All the rounds would put big holes in Indians or bears to their demise. The 45 70 is still a round available today in "bear thumper" rifles like the Marlin lever action. Loaded up to modern velocities this round can approach elephant gun status in the 458 Winchester which John Olin introduced. One though needs a modern firearm for that and the trapdoor Springfields were not built for that.

Oh and trapdoor meant in this breach-loading gun, that it loaded by opening a "door" in flipping it, while the Rolling Block opened the breach by sliding it out of the way.

This gun it was said would jam due to sticking cartridges and was pointed to as one reason the battle went not the best for General Custer, but it was Reno and Benteen leaving that troop to die is what caused the problems, as they had the same trapdoors and survived.

They are pretty guns and I would have enjoyed shooting elk or Indians with one.

It is one of the grande miseries I have as I ponder a day some rich person donates six figures to me, and I through hard work, am able to in time then afford the luxury of a buffalo rifle in the cartridge I would choose. The 45 70 would be most serviceable as brass is still manufactured, but Billy Dixon had that Big 50 which was a 50 90, and that would take the stuffing out of anything.......that German, Meyer though he had a 40 90 that Col. Dodge had which was effective.
Tis the problem as I would want a Teddy Roosevelt 45 90 or 45 75 too even if I had to handload.

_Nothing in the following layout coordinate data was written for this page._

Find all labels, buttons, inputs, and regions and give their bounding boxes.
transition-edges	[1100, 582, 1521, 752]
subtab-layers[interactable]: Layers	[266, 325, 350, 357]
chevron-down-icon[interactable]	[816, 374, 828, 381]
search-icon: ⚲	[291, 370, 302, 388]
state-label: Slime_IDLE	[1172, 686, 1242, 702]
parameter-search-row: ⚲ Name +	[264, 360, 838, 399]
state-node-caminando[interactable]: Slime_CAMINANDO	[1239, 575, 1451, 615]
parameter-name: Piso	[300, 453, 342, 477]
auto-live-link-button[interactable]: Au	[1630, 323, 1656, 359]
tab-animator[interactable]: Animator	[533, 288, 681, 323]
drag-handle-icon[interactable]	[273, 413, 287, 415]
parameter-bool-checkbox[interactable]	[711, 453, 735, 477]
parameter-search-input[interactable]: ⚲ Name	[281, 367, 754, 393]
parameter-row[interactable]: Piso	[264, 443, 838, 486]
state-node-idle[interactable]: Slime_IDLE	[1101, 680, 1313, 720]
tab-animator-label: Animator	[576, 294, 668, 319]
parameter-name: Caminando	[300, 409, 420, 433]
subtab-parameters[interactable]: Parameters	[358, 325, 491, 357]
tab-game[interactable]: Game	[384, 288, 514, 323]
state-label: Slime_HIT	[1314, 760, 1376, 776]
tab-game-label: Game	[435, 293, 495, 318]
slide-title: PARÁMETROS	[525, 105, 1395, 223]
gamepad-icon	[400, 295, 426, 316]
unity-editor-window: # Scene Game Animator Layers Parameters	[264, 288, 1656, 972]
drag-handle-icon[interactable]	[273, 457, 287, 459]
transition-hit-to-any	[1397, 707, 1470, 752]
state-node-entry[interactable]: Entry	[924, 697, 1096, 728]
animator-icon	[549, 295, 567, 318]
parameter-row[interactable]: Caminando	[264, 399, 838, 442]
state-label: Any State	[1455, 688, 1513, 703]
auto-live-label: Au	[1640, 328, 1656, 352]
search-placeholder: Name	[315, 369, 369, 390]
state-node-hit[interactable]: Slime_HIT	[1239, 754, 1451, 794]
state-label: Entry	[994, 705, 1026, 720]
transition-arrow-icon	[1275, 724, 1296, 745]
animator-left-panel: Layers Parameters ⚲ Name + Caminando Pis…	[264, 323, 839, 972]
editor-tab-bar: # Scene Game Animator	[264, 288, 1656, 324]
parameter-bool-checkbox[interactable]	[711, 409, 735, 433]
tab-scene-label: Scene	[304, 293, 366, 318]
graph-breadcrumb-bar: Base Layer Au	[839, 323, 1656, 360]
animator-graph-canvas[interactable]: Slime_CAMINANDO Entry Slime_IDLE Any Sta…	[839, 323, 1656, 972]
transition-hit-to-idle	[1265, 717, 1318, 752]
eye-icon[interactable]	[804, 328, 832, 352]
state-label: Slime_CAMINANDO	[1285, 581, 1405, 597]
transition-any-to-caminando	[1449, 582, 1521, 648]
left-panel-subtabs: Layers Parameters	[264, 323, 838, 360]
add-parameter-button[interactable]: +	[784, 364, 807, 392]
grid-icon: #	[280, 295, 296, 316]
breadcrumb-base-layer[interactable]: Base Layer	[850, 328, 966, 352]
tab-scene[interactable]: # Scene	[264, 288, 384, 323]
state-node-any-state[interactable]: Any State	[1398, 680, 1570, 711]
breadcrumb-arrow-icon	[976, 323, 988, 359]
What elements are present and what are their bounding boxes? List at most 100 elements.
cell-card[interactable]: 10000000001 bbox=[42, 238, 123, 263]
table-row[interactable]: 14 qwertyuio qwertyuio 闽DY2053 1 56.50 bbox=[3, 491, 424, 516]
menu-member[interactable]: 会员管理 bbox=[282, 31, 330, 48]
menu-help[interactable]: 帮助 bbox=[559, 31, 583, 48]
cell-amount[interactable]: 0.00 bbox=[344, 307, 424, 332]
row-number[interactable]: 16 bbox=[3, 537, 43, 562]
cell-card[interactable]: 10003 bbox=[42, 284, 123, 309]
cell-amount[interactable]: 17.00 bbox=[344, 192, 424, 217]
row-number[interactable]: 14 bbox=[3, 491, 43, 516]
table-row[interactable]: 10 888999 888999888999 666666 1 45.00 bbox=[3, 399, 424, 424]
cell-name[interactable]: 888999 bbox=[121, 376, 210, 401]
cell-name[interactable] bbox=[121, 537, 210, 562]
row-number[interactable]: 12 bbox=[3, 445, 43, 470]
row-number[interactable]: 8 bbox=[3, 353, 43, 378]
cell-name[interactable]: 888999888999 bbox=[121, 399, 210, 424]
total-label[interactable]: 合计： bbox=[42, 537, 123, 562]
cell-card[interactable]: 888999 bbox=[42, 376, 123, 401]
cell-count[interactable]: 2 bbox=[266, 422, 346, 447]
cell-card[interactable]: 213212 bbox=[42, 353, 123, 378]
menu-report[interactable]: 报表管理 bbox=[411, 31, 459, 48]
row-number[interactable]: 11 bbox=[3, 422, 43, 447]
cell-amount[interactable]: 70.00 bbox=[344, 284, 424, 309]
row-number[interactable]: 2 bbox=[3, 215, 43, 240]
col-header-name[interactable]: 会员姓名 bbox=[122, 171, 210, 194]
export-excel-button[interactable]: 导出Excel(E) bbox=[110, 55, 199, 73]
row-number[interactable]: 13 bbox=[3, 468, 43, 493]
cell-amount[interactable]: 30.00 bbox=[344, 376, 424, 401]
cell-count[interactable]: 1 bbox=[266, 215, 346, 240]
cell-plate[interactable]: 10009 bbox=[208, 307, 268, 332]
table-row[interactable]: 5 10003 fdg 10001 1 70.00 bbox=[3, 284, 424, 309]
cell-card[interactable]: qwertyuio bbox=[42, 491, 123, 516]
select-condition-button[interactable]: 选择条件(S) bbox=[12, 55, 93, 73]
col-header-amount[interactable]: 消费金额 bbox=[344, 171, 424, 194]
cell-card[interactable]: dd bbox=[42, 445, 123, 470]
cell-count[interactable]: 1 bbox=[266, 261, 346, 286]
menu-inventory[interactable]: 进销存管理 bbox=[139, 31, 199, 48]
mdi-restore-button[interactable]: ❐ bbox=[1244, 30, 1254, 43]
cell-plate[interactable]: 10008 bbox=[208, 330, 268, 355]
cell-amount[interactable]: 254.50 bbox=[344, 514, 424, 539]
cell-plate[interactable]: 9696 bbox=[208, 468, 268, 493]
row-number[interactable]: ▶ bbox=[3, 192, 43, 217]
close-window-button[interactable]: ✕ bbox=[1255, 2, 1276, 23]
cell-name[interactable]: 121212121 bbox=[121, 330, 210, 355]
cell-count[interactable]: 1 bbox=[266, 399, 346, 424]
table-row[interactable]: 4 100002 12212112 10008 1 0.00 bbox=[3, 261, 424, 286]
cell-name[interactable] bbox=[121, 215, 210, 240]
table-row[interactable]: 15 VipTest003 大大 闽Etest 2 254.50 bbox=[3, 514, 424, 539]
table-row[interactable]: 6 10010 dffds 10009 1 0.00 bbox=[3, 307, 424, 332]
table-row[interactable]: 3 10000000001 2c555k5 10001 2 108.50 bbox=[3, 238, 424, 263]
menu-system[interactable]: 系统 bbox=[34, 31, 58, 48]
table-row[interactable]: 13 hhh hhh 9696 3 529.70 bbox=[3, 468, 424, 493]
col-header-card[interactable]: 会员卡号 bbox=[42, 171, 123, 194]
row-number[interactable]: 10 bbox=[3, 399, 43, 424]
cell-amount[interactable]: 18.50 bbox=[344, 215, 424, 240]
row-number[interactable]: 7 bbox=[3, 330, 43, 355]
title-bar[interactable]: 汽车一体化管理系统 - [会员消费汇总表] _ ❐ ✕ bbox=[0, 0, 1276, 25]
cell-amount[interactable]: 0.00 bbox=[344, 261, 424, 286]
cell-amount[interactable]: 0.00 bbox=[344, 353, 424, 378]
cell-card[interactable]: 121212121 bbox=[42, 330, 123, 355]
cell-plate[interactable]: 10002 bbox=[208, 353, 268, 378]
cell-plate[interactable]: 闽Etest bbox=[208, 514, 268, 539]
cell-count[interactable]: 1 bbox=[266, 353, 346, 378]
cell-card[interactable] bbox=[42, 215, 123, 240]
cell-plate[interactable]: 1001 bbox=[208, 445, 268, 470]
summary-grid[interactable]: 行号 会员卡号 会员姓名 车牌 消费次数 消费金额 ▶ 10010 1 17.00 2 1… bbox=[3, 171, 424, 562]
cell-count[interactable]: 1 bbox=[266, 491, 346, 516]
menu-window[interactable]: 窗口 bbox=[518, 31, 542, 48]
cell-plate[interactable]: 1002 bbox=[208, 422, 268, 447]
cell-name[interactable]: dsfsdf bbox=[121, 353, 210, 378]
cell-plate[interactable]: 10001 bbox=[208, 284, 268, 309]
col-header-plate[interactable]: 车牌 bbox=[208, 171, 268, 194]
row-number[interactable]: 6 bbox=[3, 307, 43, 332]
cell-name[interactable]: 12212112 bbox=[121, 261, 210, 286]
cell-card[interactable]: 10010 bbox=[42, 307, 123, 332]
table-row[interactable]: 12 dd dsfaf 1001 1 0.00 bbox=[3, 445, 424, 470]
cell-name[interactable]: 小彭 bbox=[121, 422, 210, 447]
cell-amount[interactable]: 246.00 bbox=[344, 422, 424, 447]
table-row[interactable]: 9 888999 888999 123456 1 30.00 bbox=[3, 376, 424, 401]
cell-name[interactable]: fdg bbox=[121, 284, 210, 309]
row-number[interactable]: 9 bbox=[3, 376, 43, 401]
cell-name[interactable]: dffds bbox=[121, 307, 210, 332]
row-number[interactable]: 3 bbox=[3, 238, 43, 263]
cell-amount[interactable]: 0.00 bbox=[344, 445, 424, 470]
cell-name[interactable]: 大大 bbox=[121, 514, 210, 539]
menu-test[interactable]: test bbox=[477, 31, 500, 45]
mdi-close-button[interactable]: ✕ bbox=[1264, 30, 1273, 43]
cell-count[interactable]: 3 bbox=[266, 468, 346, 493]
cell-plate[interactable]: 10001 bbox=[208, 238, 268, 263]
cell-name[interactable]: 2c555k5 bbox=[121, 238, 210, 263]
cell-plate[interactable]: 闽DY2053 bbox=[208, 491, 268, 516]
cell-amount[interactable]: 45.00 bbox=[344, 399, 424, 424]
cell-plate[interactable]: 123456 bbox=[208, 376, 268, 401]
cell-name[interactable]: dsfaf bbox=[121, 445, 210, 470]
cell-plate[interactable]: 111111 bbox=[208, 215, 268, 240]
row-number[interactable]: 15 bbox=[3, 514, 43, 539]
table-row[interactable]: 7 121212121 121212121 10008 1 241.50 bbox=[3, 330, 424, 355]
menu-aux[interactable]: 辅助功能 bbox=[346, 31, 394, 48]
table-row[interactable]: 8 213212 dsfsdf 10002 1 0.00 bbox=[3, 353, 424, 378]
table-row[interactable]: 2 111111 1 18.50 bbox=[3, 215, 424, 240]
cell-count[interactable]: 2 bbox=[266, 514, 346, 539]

Is what the fun is too, in if I was rich tomorrow I would probably buy that battlefield weapon, and just to be me, I would get it checked to make sure it was solid, and then I would go shoot it.......probably really get my ass in a sling and haul it out to the battlefield and let off a round for a salute.
Am certain it would cause mucho problems for the uniform wearers as they pulled pistols and I explained I was just bringing a 73 home to where it killed Indians before.
Yes that would really find a great deal appreciation in the Interior anal people.

Erskine Allin was the inventor and the reality is that gun will probably be sold for more than he made off of his invention.

 See it would be so much fun being rich. All the adventures.....could get horses and ride out next June 24th through the Cheyenne Reservation, if those malignant racists would not kill you......and pop up with that 73, probably getting it cleared with the park service to fire some  rounds off, and if not, get a Montanan who owns the land next to the site to allow me to shoot some rounds off in that gun.
Montanans would probably like that in a big FU to the government.

Maybe the ghosts of Custer would appear....lots of ghosts at that site calling for justice for the mass murder that took place there by the cartel. Indians included I have read of riding horses there.

Any way that is enough fun as is 10 and I need to go pray that God blows the rich people out of their holes to get them to donate, so  I can someday go on adventures like eating buffalo and elk shot by a big cartridge gun.